KAZ Minerals chairman Oleg Novachuk and non-executive director Vladimir Kim, which together own 39.4% of Kazakhstan's largest copper producer, plan to buy the remaining shareholding in order to pursue a high-risk, capital-intensive strategy that they see as incompatible with the company's listed status.
Nova Resources, which is affiliated to the businessmen, has reached agreement to pay $3 billion to acquire the entire issued and to be issued share capital of KAZ Minerals, excluding 186,079,209 shares (equivalent to 39.39%) already owned by Novachuk and Kim, the KAZ Minerals said Oct. 28.
The cash consideration payable to KAZ Minerals shareholders values the company at a double-digit percentage premium to its share price on Oct. 27 and will be financed with a facility provided by Russia's VTB Bank.
Acquisition rationale
The deal, expected to complete in H1 2021, will see KAZ Minerals delist from the London Stock Exchange and become a private company, which Novachuk and Kim see as better suited to pursue a higher-risk, capital-intensive strategy.
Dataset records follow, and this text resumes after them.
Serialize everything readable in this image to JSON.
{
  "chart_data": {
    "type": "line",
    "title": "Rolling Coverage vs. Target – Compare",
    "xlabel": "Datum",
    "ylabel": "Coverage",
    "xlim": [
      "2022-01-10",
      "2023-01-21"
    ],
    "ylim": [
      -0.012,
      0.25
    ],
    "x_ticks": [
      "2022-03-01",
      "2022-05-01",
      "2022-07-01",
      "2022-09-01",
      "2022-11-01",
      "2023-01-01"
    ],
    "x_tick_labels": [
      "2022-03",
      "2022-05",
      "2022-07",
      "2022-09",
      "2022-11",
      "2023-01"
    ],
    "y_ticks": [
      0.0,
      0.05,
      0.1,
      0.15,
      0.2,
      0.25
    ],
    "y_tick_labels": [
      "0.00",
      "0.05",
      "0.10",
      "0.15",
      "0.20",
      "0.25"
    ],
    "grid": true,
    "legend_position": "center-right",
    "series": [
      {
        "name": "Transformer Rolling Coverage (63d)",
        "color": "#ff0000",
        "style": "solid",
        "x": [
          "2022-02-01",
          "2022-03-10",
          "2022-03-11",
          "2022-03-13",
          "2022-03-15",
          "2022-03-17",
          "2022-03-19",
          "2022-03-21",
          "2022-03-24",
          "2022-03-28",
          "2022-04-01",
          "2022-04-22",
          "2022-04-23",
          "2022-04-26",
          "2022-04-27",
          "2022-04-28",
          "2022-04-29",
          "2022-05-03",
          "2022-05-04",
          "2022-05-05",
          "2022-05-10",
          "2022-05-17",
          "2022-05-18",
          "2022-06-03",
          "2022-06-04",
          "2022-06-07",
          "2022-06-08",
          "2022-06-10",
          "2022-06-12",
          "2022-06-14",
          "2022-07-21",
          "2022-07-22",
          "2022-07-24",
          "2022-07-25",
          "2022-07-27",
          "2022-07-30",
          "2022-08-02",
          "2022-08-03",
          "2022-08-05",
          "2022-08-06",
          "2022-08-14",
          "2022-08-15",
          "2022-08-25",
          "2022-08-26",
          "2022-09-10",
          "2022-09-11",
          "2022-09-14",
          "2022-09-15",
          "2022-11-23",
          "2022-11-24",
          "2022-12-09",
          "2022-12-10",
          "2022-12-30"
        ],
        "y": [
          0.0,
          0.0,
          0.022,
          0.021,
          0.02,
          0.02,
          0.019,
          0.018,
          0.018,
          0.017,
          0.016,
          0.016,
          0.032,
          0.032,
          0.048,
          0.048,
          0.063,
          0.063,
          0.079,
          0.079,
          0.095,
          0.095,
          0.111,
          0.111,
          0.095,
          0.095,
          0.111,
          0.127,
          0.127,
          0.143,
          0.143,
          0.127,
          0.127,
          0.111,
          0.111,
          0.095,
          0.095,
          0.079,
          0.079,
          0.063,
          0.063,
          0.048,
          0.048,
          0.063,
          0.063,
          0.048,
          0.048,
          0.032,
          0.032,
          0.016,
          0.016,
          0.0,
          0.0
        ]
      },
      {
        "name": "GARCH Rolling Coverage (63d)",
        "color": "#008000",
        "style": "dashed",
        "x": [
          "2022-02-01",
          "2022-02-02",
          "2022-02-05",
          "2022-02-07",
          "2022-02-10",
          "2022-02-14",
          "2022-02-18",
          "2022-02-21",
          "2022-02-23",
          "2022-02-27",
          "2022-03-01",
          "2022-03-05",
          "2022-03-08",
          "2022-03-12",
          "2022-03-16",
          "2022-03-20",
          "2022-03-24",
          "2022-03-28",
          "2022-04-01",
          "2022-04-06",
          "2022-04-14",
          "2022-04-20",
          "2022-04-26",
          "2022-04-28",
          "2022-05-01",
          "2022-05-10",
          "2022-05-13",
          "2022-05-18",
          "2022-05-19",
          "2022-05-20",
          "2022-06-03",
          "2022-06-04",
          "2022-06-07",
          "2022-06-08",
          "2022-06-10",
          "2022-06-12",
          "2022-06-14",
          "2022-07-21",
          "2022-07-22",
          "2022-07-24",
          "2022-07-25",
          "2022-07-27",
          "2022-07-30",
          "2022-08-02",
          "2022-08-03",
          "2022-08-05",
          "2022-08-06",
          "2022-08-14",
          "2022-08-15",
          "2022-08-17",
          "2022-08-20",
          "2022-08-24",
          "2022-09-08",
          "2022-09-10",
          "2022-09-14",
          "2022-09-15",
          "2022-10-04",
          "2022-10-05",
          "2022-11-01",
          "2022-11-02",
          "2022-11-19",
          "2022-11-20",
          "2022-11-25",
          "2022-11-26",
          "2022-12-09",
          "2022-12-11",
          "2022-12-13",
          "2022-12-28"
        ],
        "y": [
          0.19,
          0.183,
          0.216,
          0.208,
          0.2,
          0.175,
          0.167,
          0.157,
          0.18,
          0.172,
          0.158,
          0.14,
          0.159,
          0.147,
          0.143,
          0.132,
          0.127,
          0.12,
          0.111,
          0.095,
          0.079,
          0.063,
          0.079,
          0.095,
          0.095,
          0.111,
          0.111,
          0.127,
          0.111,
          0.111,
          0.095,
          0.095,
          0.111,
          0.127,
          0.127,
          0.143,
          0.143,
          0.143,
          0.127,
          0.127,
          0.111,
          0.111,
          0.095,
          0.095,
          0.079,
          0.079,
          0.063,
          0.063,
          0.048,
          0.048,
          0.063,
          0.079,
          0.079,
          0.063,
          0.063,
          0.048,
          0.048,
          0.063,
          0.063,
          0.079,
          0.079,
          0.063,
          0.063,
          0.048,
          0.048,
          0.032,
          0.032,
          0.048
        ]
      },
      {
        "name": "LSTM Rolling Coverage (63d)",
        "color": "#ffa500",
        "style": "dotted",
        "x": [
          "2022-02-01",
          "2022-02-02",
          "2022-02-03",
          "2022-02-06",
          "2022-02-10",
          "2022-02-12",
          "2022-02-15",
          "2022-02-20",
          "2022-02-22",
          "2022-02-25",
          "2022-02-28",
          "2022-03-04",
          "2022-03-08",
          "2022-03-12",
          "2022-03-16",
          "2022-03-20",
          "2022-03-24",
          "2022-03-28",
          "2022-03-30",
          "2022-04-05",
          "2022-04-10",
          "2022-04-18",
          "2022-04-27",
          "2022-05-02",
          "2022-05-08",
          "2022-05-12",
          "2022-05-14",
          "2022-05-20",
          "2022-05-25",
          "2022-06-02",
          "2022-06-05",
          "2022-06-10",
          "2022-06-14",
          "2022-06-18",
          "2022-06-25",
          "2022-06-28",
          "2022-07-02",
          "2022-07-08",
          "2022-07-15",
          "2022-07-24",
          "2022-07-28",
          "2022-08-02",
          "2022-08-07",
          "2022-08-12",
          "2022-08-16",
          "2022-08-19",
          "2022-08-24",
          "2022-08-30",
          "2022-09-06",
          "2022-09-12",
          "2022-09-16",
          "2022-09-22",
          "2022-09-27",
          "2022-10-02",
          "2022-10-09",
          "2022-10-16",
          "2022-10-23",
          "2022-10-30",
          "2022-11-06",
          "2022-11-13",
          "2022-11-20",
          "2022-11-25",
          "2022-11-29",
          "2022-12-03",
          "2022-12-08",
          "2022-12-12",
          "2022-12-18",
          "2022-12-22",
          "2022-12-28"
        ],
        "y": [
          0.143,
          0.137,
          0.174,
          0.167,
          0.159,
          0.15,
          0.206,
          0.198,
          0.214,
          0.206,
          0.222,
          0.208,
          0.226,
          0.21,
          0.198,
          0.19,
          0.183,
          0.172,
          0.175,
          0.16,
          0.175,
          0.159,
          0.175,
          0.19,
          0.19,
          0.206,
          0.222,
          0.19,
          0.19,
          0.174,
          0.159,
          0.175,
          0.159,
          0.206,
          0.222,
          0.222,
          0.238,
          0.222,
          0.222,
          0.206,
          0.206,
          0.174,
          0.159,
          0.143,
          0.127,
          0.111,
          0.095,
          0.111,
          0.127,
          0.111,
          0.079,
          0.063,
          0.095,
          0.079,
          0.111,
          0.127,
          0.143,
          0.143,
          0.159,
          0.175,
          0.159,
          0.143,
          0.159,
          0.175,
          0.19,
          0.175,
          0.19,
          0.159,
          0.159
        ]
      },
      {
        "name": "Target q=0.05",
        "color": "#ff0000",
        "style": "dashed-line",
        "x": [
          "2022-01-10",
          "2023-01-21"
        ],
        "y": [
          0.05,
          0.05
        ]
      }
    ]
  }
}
"KAZ Minerals has made notable progress as a public company since listing on the London Stock Exchange in 2005. However, driven by the current market uncertainty and the corporate circumstances of sequential development projects, we believe that KAZ Minerals' long-term interests would be best served as a private company," Novachuk said.
"We remain confident the execution of a higher-risk, capital-intensive strategy remains the optimal long-term path for KAZ Minerals, but we recognize that our risk appetite may be misaligned with the preference of many investors in the mining sector," he added.
So far, KAZ Minerals' focus on developing and operating large-scale, low-cost copper mines in Kazakhstan and the CIS region has enabled it to progress a pipeline of growth projects, including its largest assets in Kazakhstan -- Aktogay and Bozshakol. The company's production has grown from 85,000 mt of copper in 2015 to 311,000 mt in 2019.
In the long term, the biggest boost to its output will come from the Baimskaya deposit in Russia's Chukotka. KAZ Minerals has committed to spending $150 million on it in 2020 alone, mainly to carry out a feasibility study.
The project, which the company acquired in 2019, contains Peschanka, one of the world's most significant undeveloped copper assets with JORC resources estimated at 9.5 million mt.